Oil prices continued to slide on apparent recession fears today with Brent joining WTI below $100, with low liquidity exacerbating the moves.
"We view this move as driven by growing recession fears in the face of low trading liquidity, with technicals exacerbating the selloff," the bank's analysts, including Damien Courvalin, the head of energy research, wrote in a note on Wednesday.
"The declines in prices and refining margins since mid-June are now equivalent to the oil market pricing in an 1.1% downward revision to 2H22-2023 global GDP (gross domestic product) growth expectations."
Citi's Ed Morse said “Almost everybody has reduced their expectations of demand for the year."
Talk of demand destruction continues but the rubber meets the road when inventory and supply data hits.
Crude +3.825mm (-1.1mm exp)
US Crude stockpiles unexpectedly rose last week, according to API...
WTI was hovering around $98.60 ahead of the API data and dipped modestly on the print
Circling back to the start, the Goldman analysts said the selloff had overshot as "demand destruction through high prices is the only solver left as still declining inventories approach critically low levels."

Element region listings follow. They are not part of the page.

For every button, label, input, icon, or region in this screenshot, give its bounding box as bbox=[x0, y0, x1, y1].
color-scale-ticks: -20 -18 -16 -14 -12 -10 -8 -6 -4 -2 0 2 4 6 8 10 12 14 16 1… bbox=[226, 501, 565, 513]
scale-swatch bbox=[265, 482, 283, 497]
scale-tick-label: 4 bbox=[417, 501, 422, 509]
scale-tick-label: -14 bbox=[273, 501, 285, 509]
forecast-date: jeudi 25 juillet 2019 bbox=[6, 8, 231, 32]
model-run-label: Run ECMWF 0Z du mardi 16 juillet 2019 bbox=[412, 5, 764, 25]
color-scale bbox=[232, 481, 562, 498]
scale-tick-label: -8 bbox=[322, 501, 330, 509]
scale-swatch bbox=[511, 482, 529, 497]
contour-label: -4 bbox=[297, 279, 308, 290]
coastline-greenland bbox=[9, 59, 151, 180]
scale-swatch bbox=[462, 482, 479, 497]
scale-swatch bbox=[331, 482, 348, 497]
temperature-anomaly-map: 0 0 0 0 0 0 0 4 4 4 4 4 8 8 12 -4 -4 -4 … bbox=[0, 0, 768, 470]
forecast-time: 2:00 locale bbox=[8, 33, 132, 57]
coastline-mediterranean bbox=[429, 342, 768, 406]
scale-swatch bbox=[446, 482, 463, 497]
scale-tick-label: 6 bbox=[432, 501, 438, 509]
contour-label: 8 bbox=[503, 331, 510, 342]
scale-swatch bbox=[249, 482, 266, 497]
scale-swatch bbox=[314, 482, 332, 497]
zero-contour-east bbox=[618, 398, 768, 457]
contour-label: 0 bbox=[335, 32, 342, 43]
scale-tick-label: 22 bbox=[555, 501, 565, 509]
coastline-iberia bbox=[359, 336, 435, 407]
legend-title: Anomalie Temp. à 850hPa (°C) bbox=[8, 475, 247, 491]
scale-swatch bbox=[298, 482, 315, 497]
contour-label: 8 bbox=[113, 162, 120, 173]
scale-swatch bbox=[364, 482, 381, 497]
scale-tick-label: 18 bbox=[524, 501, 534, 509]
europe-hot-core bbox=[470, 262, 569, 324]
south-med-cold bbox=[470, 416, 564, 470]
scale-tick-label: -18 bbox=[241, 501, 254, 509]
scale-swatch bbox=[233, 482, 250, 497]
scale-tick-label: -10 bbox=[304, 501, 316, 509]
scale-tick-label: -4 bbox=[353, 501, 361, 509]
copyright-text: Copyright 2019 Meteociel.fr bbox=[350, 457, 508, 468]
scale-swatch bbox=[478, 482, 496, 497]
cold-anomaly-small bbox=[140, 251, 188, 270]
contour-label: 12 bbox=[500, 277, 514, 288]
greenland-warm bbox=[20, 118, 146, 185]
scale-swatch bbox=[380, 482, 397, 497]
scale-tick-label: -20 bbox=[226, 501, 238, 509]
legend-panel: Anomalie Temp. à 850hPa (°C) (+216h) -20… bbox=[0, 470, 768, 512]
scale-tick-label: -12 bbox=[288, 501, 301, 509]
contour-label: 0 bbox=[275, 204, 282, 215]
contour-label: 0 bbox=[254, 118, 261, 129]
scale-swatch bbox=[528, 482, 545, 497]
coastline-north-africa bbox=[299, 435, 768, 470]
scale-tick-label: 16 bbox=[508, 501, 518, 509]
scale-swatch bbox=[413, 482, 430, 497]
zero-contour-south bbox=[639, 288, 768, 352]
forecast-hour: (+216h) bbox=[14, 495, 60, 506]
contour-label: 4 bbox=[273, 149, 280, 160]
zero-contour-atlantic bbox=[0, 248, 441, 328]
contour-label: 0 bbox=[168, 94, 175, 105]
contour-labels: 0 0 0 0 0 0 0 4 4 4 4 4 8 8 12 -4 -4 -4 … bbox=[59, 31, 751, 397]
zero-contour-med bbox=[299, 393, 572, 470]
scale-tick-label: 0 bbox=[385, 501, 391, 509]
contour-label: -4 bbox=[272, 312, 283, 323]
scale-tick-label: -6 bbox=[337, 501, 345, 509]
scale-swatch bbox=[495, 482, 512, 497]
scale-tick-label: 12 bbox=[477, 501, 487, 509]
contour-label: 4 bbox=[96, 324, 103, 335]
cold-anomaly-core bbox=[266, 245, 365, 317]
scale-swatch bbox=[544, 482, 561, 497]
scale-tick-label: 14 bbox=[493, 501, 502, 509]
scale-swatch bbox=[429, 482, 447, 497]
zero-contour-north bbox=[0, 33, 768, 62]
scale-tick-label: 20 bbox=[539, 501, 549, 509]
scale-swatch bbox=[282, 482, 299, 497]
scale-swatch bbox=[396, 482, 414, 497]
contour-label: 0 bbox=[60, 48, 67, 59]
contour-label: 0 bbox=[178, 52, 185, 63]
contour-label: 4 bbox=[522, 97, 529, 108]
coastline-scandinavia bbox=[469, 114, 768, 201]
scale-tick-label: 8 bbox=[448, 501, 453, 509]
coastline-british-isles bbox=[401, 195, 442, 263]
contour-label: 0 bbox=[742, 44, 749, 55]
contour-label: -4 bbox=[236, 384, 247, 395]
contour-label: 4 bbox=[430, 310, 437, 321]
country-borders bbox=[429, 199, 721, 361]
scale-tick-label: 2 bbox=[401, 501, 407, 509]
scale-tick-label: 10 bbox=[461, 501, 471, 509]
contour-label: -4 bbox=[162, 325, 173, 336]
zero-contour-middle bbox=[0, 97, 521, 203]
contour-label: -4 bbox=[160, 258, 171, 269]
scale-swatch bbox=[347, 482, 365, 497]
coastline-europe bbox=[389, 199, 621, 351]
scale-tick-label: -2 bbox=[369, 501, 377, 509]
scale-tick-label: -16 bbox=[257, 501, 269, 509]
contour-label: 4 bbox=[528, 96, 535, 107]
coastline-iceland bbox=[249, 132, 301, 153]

“While the odds of a recession are indeed rising, it’s premature for the oil market to be succumbing to such concerns,” Goldman Sachs & Co. analysts including Damien Courvalin said in a note.
“The global economy is still growing, with the rise in oil demand this year set to significantly outperform GDP growth.”
In China, there are signs of rising demand as the world’s biggest importer emerges from virus lockdowns. Overall consumption of gasoline and diesel last month was at almost 90% of June 2019 levels, according to people with knowledge of the energy industry.